Procès des époux Tibéri : les prévenus vont être interrogés

Le procès des époux Tiberi se poursuit mercredi. Les différents points de procédure soulevés mardi n'ont pas permis de reporter l'audience.

A. G. avec AFP
Le 14/11/2012 à 8:14
Jean Tiberi va devoir répondre des accusations qui pèse sur lui et son épouse (Capture BFMTV)

"Enfin ce procès va se tenir !" : les parties civiles ont salué mardi le rejet par la cour d'appel de Paris d'un point de droit qui aurait pu entraîner un nouveau report du procès des époux Tiberi dans l'affaire des faux électeurs du Ve arrondissement, remontant à plus de 15 ans.

Le procès n'est cependant pas encore entré dans le vif du sujet, l'après-midi ayant été consacrée à d'autres points de procédure. Il doit reprendre ce mercredi, avec l'interrogatoire des prévenus, qui n'ont pas encore pris la parole.

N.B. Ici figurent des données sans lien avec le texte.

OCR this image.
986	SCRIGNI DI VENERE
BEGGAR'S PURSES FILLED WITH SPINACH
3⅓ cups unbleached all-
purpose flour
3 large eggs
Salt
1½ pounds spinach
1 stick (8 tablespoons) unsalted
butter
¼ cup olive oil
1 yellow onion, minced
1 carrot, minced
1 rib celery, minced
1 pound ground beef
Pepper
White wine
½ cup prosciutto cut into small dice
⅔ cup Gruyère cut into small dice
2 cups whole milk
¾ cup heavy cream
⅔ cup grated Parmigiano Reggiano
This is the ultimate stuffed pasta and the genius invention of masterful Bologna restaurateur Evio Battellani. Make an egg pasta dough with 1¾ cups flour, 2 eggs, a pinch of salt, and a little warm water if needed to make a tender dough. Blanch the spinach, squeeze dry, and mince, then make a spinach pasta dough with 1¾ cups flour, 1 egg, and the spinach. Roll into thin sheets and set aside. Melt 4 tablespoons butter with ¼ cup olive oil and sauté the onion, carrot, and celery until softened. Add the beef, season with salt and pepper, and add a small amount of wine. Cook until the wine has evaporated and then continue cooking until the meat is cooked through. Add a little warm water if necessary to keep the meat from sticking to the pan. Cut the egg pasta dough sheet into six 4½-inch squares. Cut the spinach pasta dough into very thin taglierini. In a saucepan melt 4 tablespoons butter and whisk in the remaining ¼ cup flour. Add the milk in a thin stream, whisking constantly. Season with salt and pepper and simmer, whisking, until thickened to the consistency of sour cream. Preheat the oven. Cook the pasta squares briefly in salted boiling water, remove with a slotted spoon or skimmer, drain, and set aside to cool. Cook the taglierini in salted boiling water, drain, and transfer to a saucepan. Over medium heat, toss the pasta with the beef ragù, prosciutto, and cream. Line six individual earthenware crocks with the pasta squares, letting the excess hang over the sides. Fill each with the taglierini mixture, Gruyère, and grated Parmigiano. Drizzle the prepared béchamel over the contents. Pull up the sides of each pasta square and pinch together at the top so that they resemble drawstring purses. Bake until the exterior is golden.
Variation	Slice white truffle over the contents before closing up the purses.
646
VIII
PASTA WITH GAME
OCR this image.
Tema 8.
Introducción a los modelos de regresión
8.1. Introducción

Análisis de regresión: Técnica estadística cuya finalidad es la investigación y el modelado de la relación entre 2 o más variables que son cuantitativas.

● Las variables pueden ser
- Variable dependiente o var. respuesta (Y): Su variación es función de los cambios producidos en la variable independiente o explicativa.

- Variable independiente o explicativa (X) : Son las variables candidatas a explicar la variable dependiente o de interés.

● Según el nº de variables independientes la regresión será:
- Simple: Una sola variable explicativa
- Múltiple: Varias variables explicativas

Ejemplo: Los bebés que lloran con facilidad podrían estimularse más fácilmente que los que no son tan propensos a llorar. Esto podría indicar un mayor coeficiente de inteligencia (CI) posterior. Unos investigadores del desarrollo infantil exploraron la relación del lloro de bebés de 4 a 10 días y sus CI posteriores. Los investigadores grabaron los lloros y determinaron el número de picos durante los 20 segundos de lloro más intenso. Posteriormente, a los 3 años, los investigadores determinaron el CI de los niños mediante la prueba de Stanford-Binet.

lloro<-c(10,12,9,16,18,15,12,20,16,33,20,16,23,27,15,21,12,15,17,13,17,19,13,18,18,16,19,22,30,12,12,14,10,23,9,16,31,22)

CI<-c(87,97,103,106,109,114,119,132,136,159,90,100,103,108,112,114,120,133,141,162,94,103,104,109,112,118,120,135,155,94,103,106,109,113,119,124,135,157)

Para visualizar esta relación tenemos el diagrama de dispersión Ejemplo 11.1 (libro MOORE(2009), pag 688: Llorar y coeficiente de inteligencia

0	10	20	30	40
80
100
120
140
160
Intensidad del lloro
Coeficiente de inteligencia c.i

Lundi, au premier jour du procès, la défense de Xavière Tiberi avait plaidé une Question Prioritaire de Constitutionnalité (QPC), qui permet à tout justiciable de contester une disposition législative. La cour d'appel a décidé mardi de ne pas transmettre cette QPC à la Cour de cassation, permettant la poursuite des débats.

Une affaire qui traîne

L'ancien maire de Paris (1995-2001) Jean Tiberi, 77 ans, son épouse Xavière, 76 ans, et sa première adjointe Anne-Marie Affret, 74 ans, sont rejugés pour l'inscription frauduleuse sur les listes électorales de proches du couple, de sympathisants du RPR et d'autres personnes qui ne résidaient pas dans l'arrondissement, aux municipales de 1995 et législatives de 1997.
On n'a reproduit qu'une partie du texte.